Steigende Geburtenraten reichten nicht aus, um dem demografischen Wandel entgegenzuwirken, da viele junge Leute vom Land in die Städte ziehen, betonte Tagungsleiter Stephan Siefken vom Hermann-Ehlers-Bildungsforum, der die Referenten Bürgermeister Torsten Harms und Projektleiterin Kerstin Biedermann willkommen hieß. Die Abwanderung junger Menschen in die Städte mache den kleinen Landgemeinden zu schaffen. Dennoch forderten die Redner dazu auf, die Herausforderungen anzunehmen, statt sich weg zu ducken.
Große Themen der Zukunft für die Menschen auf dem Land werden die ärztliche Versorgung, das kulturelle Programm, das Vorhalten der öffentlichen Infrastruktur, die Freizeitqualität durch Vereine und Verbände sowie der Einkauf vor Ort sein. Um attraktiv zu bleiben, sei es für die Landgemeinden wichtig, Familien für die Orte zu gewinnen, und zwar für die vier „Generationen“ „Kinder und Schüler“, „Auszubildende und Studenten“, „Arbeit und Aufbau“ und „Erntezeit und Genießen“. Dazu müsse ein Ziel sein, optimalen Wohnraum zu schaffen und den Menschen ein erfülltes Leben bieten zu können. Es müsse versucht werden, ein zukunftsfähiges, attraktives Schulangebot zu schaffen und einen attraktiven Öffentlichen Personen-Nahverkehr zu halten.

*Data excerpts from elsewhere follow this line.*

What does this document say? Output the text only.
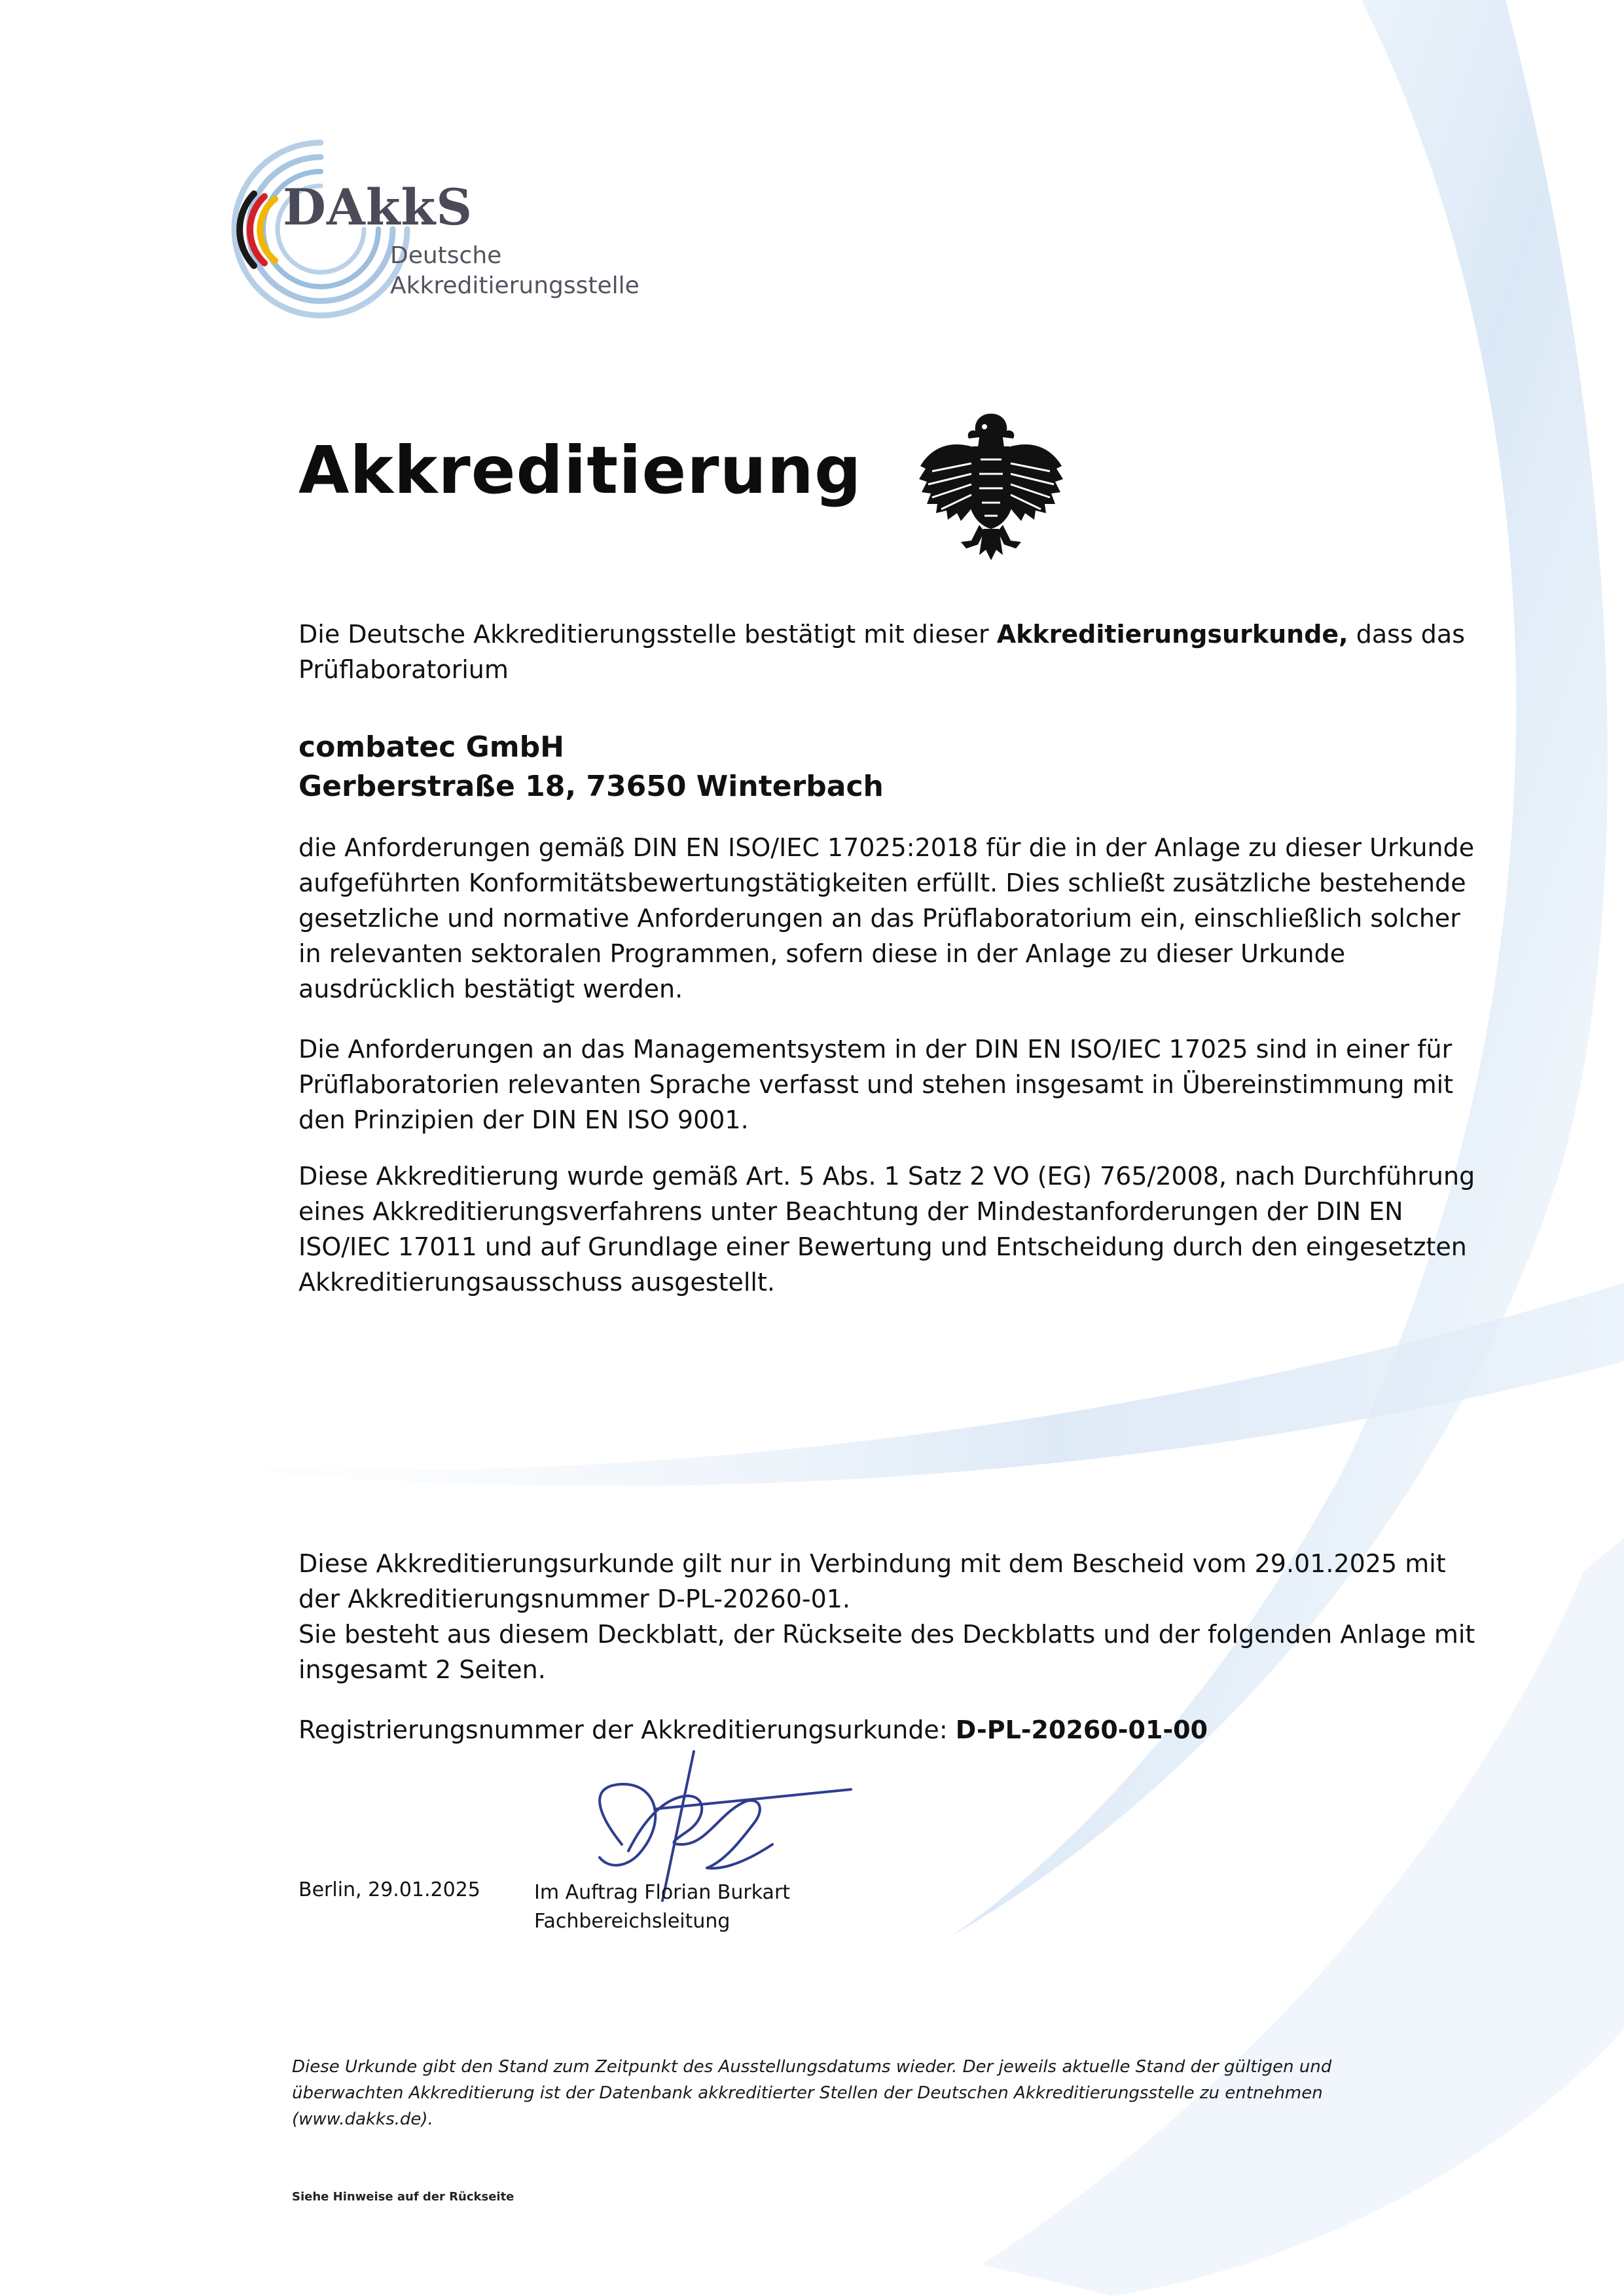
DAkkS
Deutsche
Akkreditierungsstelle
Akkreditierung
Die Deutsche Akkreditierungsstelle bestätigt mit dieser Akkreditierungsurkunde, dass das Prüflaboratorium
combatec GmbH
Gerberstraße 18, 73650 Winterbach
die Anforderungen gemäß DIN EN ISO/IEC 17025:2018 für die in der Anlage zu dieser Urkunde aufgeführten Konformitätsbewertungstätigkeiten erfüllt. Dies schließt zusätzliche bestehende gesetzliche und normative Anforderungen an das Prüflaboratorium ein, einschließlich solcher in relevanten sektoralen Programmen, sofern diese in der Anlage zu dieser Urkunde ausdrücklich bestätigt werden.
Die Anforderungen an das Managementsystem in der DIN EN ISO/IEC 17025 sind in einer für Prüflaboratorien relevanten Sprache verfasst und stehen insgesamt in Übereinstimmung mit den Prinzipien der DIN EN ISO 9001.
Diese Akkreditierung wurde gemäß Art. 5 Abs. 1 Satz 2 VO (EG) 765/2008, nach Durchführung eines Akkreditierungsverfahrens unter Beachtung der Mindestanforderungen der DIN EN ISO/IEC 17011 und auf Grundlage einer Bewertung und Entscheidung durch den eingesetzten Akkreditierungsausschuss ausgestellt.
Diese Akkreditierungsurkunde gilt nur in Verbindung mit dem Bescheid vom 29.01.2025 mit der Akkreditierungsnummer D-PL-20260-01.
Sie besteht aus diesem Deckblatt, der Rückseite des Deckblatts und der folgenden Anlage mit insgesamt 2 Seiten.
Registrierungsnummer der Akkreditierungsurkunde: D-PL-20260-01-00
Berlin, 29.01.2025	Im Auftrag Florian Burkart
Fachbereichsleitung
Diese Urkunde gibt den Stand zum Zeitpunkt des Ausstellungsdatums wieder. Der jeweils aktuelle Stand der gültigen und überwachten Akkreditierung ist der Datenbank akkreditierter Stellen der Deutschen Akkreditierungsstelle zu entnehmen (www.dakks.de).
Siehe Hinweise auf der Rückseite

Aber auch der Tourismus müsse sich dem demografischen Wandel stellen und sich neuen Ideen gegenüber öffnen. Durch den Rückgang der Erwerbspersonen und dem Mangel an jungen qualifizierten Arbeitskräften sei es wichtig, einen bedarfsangepassten Arbeitsmarkt zu haben.

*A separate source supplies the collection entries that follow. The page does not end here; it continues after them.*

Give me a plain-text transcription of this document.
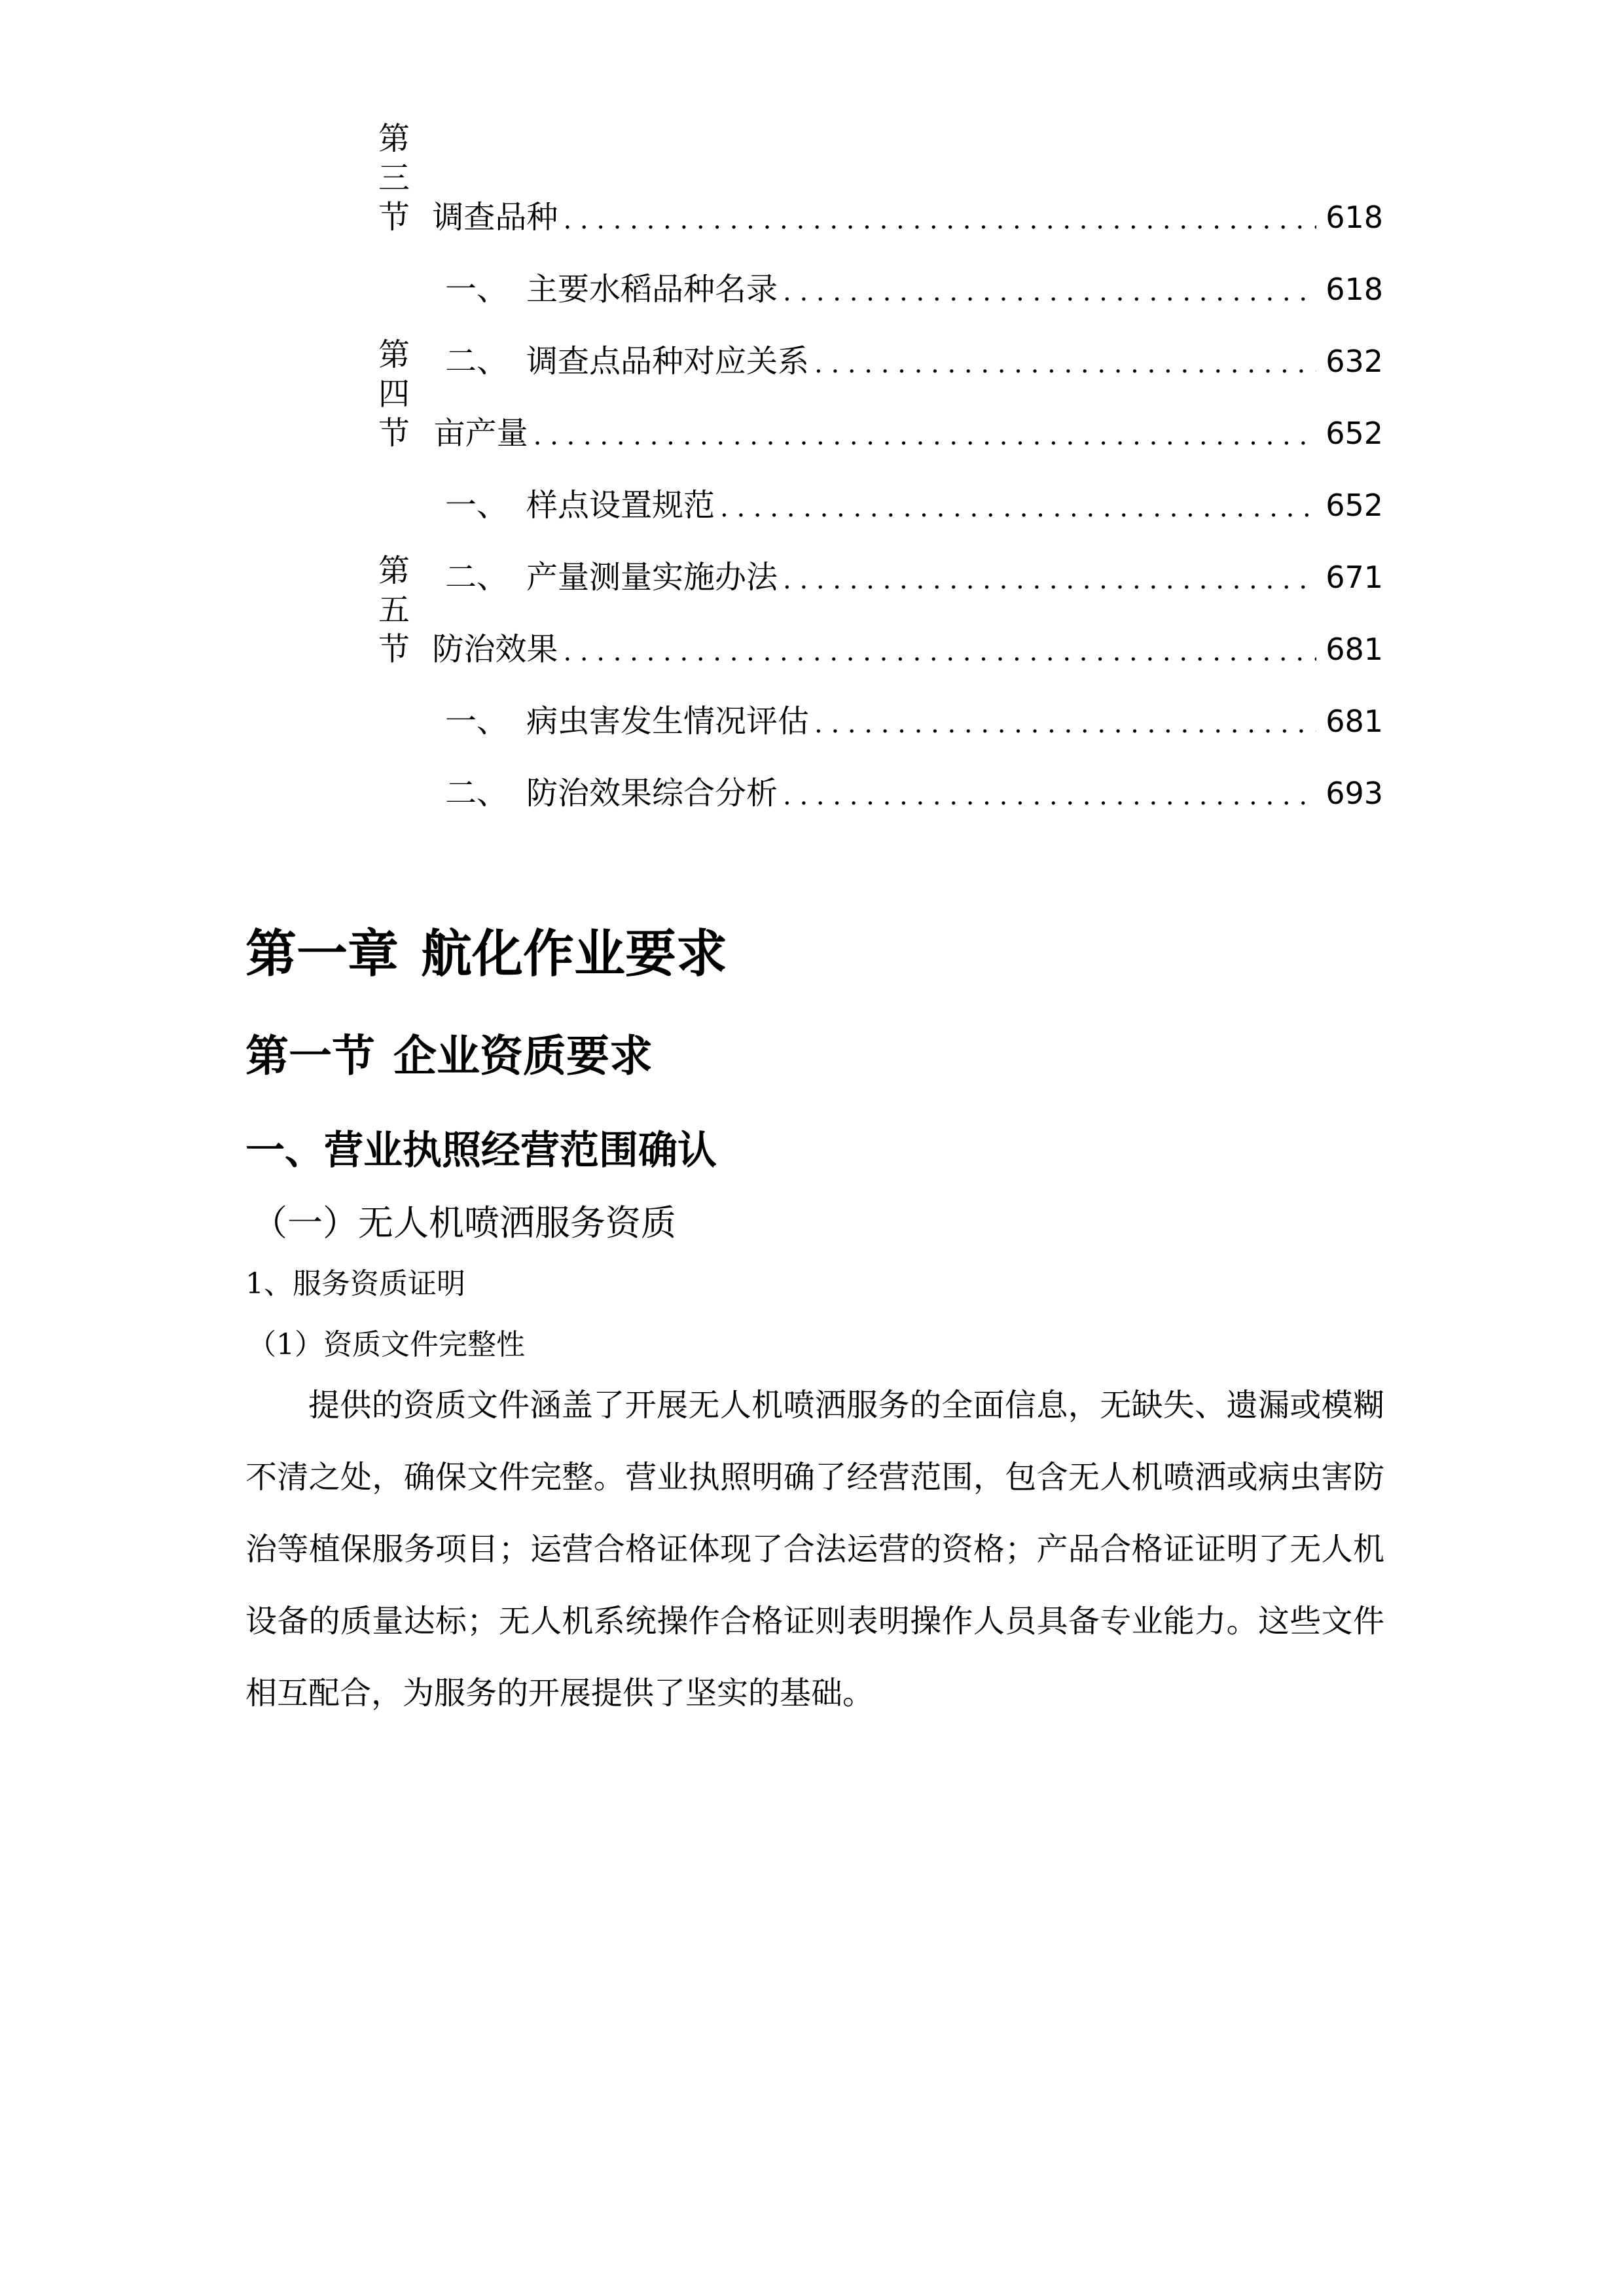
第三节 调查品种 . . .	618
一、 主要水稻品种名录 . . .	618
二、 调查点品种对应关系 . . .	632
第四节 亩产量 . . .	652
一、 样点设置规范 . . .	652
二、 产量测量实施办法 . . .	671
第五节 防治效果 . . .	681
一、 病虫害发生情况评估 . . .	681
二、 防治效果综合分析 . . .	693
第一章 航化作业要求
第一节 企业资质要求
一、营业执照经营范围确认
（一）无人机喷洒服务资质
1、服务资质证明
（1）资质文件完整性

提供的资质文件涵盖了开展无人机喷洒服务的全面信息，无缺失、遗漏或模糊不清之处，确保文件完整。营业执照明确了经营范围，包含无人机喷洒或病虫害防治等植保服务项目；运营合格证体现了合法运营的资格；产品合格证证明了无人机设备的质量达标；无人机系统操作合格证则表明操作人员具备专业能力。这些文件相互配合，为服务的开展提供了坚实的基础。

Ein weiteres Ziel sei die Sicherung des Ehrenamtes, in Zeiten, wo Mitgliederzahlen sinken, die Bereitschaft zu ehrenamtlicher Arbeit nachlasse, Vorstände nicht mehr besetzt werden könnten und Vereine aufgelöst würden. Aus den Teilnehmerreihen wurde dabei deutlich, dass das Vereinsleben im Saterland sehr gut sei. Für die Zukunft, so die Referenten, sei es enorm wichtig, attraktive Dörfer in den Bereichen Kultur, Sport, Gesellschaftsleben und lebenslangem Lernen zu gestalten. Das könne nur gelingen durch gute Vernetzungen in allen Bereichen.

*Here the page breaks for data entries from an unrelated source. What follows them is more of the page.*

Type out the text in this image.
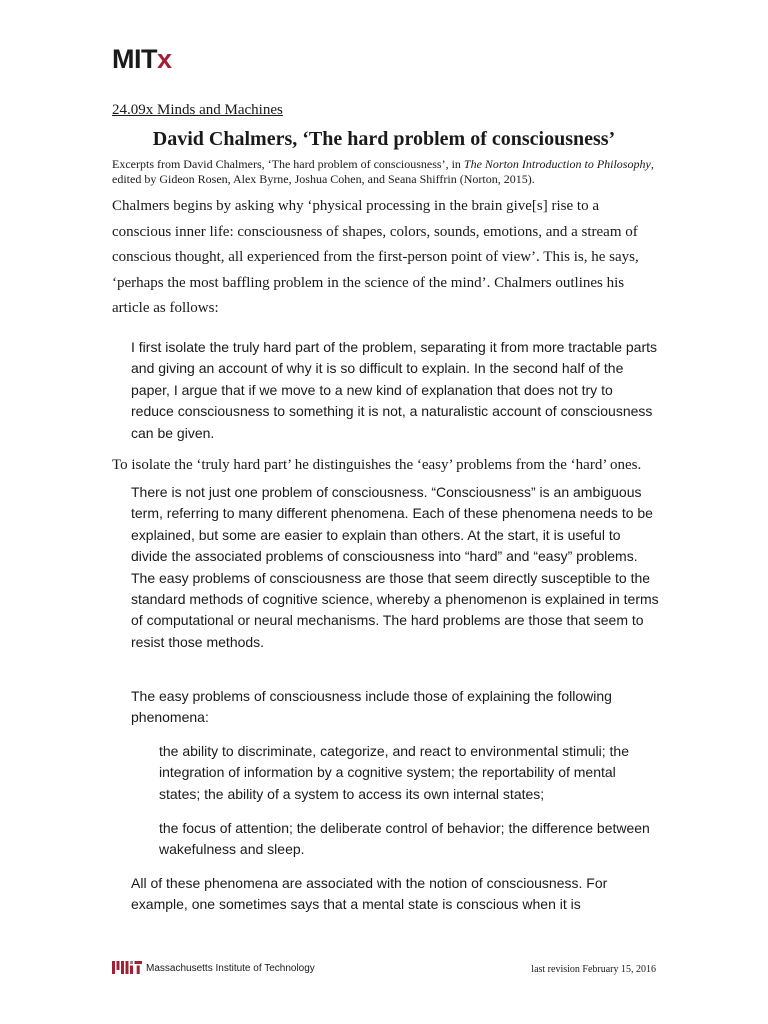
MITx
24.09x Minds and Machines
David Chalmers, ‘The hard problem of consciousness’
Excerpts from David Chalmers, ‘The hard problem of consciousness’, in The Norton Introduction to Philosophy, edited by Gideon Rosen, Alex Byrne, Joshua Cohen, and Seana Shiffrin (Norton, 2015).

Chalmers begins by asking why ‘physical processing in the brain give[s] rise to a conscious inner life: consciousness of shapes, colors, sounds, emotions, and a stream of conscious thought, all experienced from the first-person point of view’. This is, he says, ‘perhaps the most baffling problem in the science of the mind’. Chalmers outlines his article as follows:

I first isolate the truly hard part of the problem, separating it from more tractable parts and giving an account of why it is so difficult to explain. In the second half of the paper, I argue that if we move to a new kind of explanation that does not try to reduce consciousness to something it is not, a naturalistic account of consciousness can be given.

To isolate the ‘truly hard part’ he distinguishes the ‘easy’ problems from the ‘hard’ ones.

There is not just one problem of consciousness. “Consciousness” is an ambiguous term, referring to many different phenomena. Each of these phenomena needs to be explained, but some are easier to explain than others. At the start, it is useful to divide the associated problems of consciousness into “hard” and “easy” problems. The easy problems of consciousness are those that seem directly susceptible to the standard methods of cognitive science, whereby a phenomenon is explained in terms of computational or neural mechanisms. The hard problems are those that seem to resist those methods.

The easy problems of consciousness include those of explaining the following phenomena:

the ability to discriminate, categorize, and react to environmental stimuli; the integration of information by a cognitive system; the reportability of mental states; the ability of a system to access its own internal states;

the focus of attention; the deliberate control of behavior; the difference between wakefulness and sleep.

All of these phenomena are associated with the notion of consciousness. For example, one sometimes says that a mental state is conscious when it is

Massachusetts Institute of Technology	last revision February 15, 2016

Die Referenten erklärten, wie Wathlingen die Gedanken der vier Generationen in die Überlegungen zur Planung des „4-Generationen-Parks“ hat einfließen lassen, um ein zielgruppenorientiertes Angebot zu schaffen und die Generationen zu verbinden. So sei ein Anliegen gewesen, die Multifunktionalität der Räume und Einrichtungen zu gewährleisten.